Gugu Mbatha-Raw (Rachel), Christopher Berry (Jasper), Sean Bridgers (Will), Bill Tangradi (Tenente Barbour) e outros nomes já bastante conhecidos compõem o elenco orquestrado por Gary Ross com muito zelo.

O que você coloca no chão, você coloca e colhe, ninguém deve tirar isso de você

Por falar em direção, este é outro grande aspecto do longa-metragem. Ajuda o fato de que a adaptação do roteiro também é do diretor, que conhece cada aspecto da história que vai contar. A escolha de traçar um paralelo com alguns fatos do presente gera uma quebra interessante na cronologia e andamento dos fatos, mas apenas o suficiente para despertar a curiosidade do público, sem tornar a linearidade confusa.
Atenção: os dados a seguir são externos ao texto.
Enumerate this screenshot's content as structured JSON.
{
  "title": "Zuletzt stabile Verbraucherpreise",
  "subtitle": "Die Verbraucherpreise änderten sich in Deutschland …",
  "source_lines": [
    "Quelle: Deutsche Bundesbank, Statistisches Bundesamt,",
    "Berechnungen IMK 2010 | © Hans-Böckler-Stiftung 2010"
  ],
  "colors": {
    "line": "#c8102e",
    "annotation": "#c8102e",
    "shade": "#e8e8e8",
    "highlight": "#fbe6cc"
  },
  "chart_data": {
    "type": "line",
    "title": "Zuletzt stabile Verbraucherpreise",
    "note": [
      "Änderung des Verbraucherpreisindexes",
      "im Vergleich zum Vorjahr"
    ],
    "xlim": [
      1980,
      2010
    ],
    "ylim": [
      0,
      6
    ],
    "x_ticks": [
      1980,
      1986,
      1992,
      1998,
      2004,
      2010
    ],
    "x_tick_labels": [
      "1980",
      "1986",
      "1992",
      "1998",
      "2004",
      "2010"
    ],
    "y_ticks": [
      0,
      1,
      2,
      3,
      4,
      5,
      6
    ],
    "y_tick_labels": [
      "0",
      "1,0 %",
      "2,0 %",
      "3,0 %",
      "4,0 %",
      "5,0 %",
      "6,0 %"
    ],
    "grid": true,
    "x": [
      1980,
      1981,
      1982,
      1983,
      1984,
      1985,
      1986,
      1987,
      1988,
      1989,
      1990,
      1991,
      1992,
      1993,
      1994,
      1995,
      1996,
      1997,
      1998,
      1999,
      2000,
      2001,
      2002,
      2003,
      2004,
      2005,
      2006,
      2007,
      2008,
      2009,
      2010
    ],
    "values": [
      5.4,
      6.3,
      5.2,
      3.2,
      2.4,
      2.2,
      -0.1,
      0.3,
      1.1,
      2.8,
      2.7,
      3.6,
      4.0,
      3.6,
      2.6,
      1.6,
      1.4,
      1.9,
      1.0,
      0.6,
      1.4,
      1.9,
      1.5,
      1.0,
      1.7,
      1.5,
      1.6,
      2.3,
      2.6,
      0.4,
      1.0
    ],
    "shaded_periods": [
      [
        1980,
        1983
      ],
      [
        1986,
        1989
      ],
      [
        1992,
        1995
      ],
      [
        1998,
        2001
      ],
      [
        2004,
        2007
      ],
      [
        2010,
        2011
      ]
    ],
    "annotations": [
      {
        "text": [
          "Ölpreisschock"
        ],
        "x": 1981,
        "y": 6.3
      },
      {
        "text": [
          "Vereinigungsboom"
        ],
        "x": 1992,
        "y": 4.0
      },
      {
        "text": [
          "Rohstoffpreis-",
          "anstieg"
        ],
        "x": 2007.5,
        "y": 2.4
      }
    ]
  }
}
O que ele também usa a seu favor nesse sentido é a trilha sonora. Assinada pelo jovem Nicholas Britell (que já tem no currículo participação em sons para filmes como “12 Anos de Escravidão”, “Moonlight” e “Whiplash”), ao lado de Tim Fain e Caitlin Sullivan, ela é composta principalmente por canções originais que nos transportam diretamente para o centro da Guerra Civil. E Britell fez a gentileza de compartilhar as músicas no Spotify, então você pode dar o play aqui antes de continuar lendo a crítica!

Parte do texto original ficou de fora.